The “administrative difficulties flowing from court congestion” factor was deemed neutral. The District Court had ruled that this factor weighed slightly against transfer based on its assessment of the average time to trial data. The Federal Circuit, however, deemed this factor to be neutral because the time-to-trial difference is not significant where there is no “need of a quick resolution.” Here, Jawbone was not engaged in product competition in the marketplace in a way that “in other patent cases, might add urgency to case resolution and give some significance to the time-to-trial difference.”
The Federal Circuit also found erroneous the conclusion that the “local interest” factor was neutral. The case actually had a “particularized connection with Northern California” given that the technology was invented there and Google’s patents were prosecuted from that forum. By contrast, Jawbone “had no meaningful presence in the Western District of Texas…”
As to the final two factors, the Federal Circuit agreed with the District Court and both parties that the “familiarity of the forum with the law that will govern the case” and the “problems associated with conflicts of law” was neutral.
Assignment of Patent Cases in the Western District of Texas
In conjunction with the Federal Circuit’s willingness to mandate the transfer of venue in patent cases, litigants should also be aware of some recent orders governing assignment of cases in the Western District of Texas. In a July 25, 2022 order by then-Chief Judge Orlando L. Garcia, patent cases were to be spread out equally among the 12 judges in that district, thereby limiting the ability of plaintiffs to selectively file in the Waco division in order to draw Judge Alan Albright. But as one commentator has noted, there was a slowdown in the filing of new patent cases in the Waco division after the July 25, 2022 order took effect.
Shortly before taking senior status, Judge Garcia issued a November 9, 2022 Amended Order under which Judge Albright will be assigned “all cases and proceedings in the Waco Division” starting December 1, 2022. Although this order does not explicitly refer to the prior one, it appears to have returned matters to the pre-July 25, 2022 state of affairs. Since December 1, 2022, nearly all the patent infringement cases filed in the Waco Division have been assigned to Judge Albright.

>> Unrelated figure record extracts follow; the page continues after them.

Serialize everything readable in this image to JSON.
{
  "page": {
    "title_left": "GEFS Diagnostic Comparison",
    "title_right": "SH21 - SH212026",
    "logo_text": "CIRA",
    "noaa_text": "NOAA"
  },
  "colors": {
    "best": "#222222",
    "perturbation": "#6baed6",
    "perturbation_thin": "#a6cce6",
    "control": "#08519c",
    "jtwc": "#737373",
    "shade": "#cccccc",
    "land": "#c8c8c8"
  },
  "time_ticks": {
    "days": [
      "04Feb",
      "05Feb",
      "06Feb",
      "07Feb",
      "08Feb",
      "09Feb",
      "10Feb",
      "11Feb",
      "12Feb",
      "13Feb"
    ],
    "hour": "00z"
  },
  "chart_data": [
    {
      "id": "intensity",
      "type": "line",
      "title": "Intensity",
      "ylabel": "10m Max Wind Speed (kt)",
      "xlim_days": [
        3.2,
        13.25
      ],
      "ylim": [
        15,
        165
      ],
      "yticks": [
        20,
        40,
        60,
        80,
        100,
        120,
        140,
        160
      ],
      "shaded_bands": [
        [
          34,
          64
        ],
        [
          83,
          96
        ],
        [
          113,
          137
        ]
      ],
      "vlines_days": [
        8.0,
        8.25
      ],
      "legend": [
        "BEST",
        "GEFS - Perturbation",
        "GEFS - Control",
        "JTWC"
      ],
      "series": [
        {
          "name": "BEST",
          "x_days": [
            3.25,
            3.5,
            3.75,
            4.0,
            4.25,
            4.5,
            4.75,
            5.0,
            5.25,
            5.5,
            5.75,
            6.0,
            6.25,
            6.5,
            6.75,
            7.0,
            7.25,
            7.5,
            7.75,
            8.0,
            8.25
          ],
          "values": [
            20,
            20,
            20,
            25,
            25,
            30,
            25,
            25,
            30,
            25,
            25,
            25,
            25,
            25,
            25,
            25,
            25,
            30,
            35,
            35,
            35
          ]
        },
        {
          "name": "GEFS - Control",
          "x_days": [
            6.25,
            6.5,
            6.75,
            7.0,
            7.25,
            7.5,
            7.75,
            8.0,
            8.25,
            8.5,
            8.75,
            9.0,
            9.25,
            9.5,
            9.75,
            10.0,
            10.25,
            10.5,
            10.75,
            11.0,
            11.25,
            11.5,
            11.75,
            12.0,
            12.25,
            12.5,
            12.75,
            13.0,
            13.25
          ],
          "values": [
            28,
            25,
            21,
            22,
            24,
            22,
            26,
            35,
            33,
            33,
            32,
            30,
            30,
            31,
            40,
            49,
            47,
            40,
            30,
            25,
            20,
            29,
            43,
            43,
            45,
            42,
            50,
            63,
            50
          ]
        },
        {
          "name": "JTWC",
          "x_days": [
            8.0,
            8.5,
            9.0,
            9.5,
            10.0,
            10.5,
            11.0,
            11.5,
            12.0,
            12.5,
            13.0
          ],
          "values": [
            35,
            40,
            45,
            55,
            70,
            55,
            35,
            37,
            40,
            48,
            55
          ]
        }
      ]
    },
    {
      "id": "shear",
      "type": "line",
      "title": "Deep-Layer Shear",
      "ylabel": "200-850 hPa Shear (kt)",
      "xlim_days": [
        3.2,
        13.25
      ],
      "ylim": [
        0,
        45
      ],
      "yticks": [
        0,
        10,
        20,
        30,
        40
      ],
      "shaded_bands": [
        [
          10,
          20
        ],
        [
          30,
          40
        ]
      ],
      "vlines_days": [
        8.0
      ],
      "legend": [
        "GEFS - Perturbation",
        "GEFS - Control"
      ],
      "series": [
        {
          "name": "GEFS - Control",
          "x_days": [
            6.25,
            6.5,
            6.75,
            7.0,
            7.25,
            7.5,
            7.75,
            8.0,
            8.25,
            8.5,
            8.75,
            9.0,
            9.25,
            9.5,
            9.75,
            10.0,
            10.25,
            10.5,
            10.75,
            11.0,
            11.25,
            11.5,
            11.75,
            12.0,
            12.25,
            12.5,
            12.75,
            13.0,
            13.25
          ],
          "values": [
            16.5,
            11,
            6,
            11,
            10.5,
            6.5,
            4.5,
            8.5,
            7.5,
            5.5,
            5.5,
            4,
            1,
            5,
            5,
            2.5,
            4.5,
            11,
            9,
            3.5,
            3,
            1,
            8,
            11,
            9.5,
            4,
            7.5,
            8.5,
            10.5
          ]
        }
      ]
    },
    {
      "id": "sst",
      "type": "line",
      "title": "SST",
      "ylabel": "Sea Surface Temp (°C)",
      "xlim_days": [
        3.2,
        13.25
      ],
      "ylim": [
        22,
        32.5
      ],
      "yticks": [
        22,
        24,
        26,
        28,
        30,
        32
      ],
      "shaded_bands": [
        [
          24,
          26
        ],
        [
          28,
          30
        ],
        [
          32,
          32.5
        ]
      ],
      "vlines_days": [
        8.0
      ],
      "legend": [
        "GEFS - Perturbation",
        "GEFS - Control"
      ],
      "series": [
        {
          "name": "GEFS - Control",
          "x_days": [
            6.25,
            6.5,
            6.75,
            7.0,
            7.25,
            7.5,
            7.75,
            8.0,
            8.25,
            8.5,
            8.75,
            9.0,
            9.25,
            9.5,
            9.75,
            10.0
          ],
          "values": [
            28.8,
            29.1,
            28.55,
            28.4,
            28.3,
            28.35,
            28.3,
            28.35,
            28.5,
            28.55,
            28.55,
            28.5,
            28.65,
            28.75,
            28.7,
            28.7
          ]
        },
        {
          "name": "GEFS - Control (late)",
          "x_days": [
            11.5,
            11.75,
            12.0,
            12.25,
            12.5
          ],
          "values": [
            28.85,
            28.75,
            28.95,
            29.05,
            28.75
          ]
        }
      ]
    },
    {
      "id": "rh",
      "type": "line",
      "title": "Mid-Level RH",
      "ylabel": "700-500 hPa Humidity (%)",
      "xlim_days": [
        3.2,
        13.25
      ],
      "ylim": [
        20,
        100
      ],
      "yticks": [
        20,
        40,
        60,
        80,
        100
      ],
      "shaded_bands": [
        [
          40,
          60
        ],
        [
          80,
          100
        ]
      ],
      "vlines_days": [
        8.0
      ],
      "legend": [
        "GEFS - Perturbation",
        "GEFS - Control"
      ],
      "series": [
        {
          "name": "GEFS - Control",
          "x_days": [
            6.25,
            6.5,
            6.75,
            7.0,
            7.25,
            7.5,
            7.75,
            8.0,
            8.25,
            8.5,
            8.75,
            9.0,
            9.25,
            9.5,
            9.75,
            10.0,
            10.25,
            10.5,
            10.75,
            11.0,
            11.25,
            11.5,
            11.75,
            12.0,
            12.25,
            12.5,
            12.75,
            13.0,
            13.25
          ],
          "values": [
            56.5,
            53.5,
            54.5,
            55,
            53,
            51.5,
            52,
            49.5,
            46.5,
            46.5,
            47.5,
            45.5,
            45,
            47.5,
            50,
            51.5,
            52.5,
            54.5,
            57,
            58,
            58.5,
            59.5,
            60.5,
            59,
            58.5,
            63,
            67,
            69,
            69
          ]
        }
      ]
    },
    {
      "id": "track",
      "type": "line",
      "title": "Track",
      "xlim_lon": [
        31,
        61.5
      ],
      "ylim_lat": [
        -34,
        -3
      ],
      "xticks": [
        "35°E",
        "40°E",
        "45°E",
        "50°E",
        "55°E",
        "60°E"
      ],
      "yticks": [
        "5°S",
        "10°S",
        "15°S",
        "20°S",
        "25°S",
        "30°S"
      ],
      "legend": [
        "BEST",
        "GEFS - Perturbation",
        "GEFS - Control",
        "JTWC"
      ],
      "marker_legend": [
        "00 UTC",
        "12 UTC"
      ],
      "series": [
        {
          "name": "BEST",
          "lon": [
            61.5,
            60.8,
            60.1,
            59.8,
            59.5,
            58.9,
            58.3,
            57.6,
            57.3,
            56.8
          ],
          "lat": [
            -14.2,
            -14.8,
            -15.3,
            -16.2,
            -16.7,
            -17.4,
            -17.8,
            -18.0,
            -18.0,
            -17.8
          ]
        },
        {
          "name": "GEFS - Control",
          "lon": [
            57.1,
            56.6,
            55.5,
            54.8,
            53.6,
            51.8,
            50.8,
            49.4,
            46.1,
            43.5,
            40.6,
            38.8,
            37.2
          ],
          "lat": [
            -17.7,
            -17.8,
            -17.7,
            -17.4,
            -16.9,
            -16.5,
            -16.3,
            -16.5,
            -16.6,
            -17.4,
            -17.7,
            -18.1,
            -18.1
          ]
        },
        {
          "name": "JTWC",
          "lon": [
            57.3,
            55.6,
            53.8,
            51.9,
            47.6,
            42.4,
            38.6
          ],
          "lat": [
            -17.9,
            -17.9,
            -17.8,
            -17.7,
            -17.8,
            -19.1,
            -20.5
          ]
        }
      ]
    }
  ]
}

In sum, although a decision denying a motion to transfer venue is subject to a deferential standard of review, the Federal Circuit will not hesitate to mandate transfer if the private and public interest factors weigh in favor of it. Additionally, in analyzing potential venues for infringement actions, litigants should keep apprised of any new or amended standing orders that could affect the assignment of patent cases in the Western District of Texas.